Finding Data Movement Bottlenecks
As you’ve heard, data volumes are increasing and putting pressure on BI practitioners to do more with less within ever shrinking processing windows. I’ve provided some ETL best practices in various blogs, such as my “Is ETL (E)ating (T)hou (L)ive?” newsletter. A few additional considerations regarding data movement bottlenecks came from two recent projects targeting SQL Server.
Slow Network
If you’re loading data from data sources on Wide Area Network (WAN), network speed is probably going to be a major concern. While LAN enjoys speeds at around 1,000 Mbps, you’ll probably find WAN speeds to be x10 less. You can use the network tab in the Windows Task Manager to find the network throughput. The next step is to determine how much it slows down data movement using a simple approach:
- Remote in to the remote server.
- Open SSMS, create a query, and execute a SELECT statement from the your ETL data flow task.
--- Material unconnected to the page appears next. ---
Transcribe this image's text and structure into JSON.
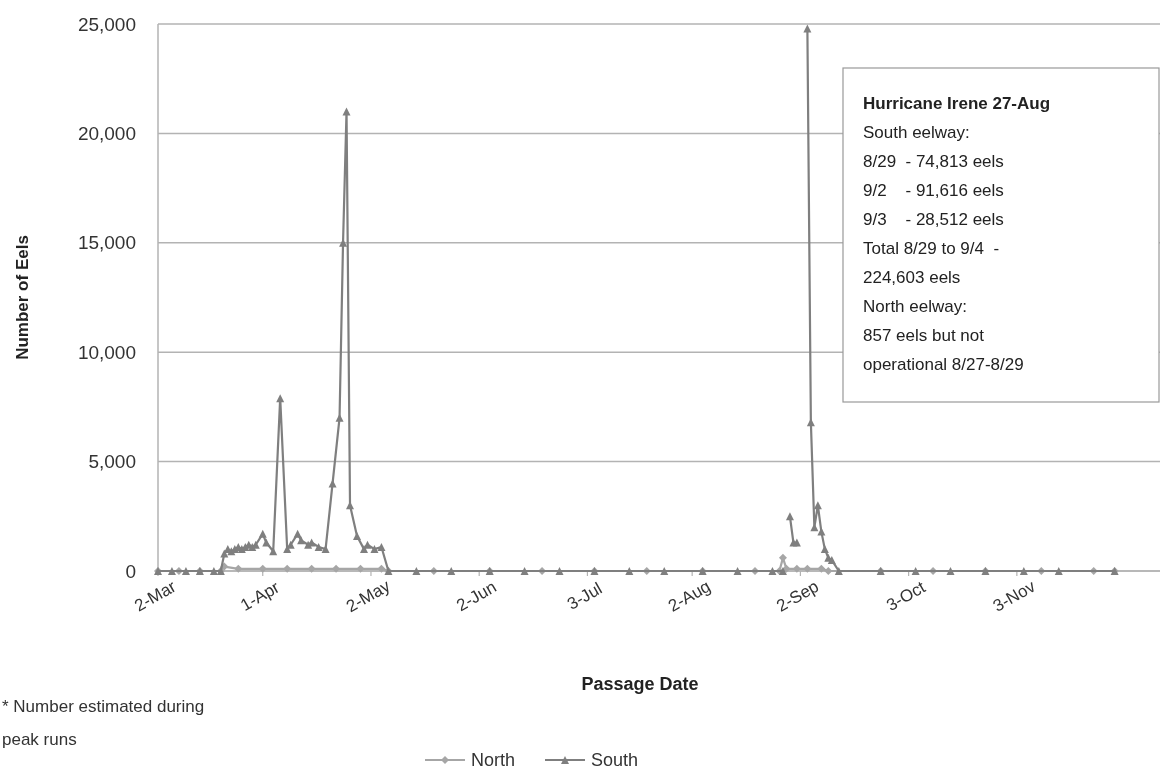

- Before running the query, you might want to go to the query options (Grid settings) and check “Discard results after execution” to prevent loading thousands of rows in the query grid and running SSMS out of memory.
- Record the time to execute the query. This is your baseline speed that doesn’t involve the network at all.
- Now remote in to the server where ETL is running and repeat the test. The delta between the two durations would tell you how much time is spent moving the data across the wire.
You now know how much the network slows down ETL but reducing network latencies might be out of your control. Hence, incremental extraction and parallel ETL execution become important.
Slow DML Operations
It’s not uncommon for BI ETL tasks to load huge datasets. Sure, you have SSD drives that got the fast I/O covered, right? Well, there are other things to check. In a recent project, we had a two-node Always On cluster for a high availability of an OLTP database. To reduce SQL Server licensing cost, the data warehouse is hosted on the cluster. Because availability group replication requires Full recovery mode, the data warehouse was configured for Full Recovery. This effectively disables minimal logging which becomes otherwise easily attainable with SQL Server 2016 or higher. Here are some stats from running a simple batch insert of 10 million rows:
- Data warehouse database in Simple Recovery mode: 1:20 min
- Data warehouse database in Full Recover mode: 1:34 min (no minimal logging)
- Data warehouse database synchronized: 6:58 minutes!
As you can see, Full Recovery adds about 18% more overhead (besides huge logs during massive DML operations). However, the worst culprit is the synchronization between primary and secondary replicas, slowing down the overall execution time five times! You’ll know that you are waiting for replica synchronization when you see HADR_SYNC_COMMIT wait type. You can follow the steps in this blog to try reducing the cluster synchronization latency but the best strategy might be to remove the DW database from synchronization and to change its recovery mode to Simple, assuming that DW is not a mission critical resource.
All projects start simple. Adventure Works-type data loads are fast and require no optimization. But many of us are not that lucky and tackling 100s of millions (if not billions of rows) is becoming the norm. You must bend backwards to optimize data movement and reduce ETL processing windows before discovering that ETL tasks are running back to back 24×7.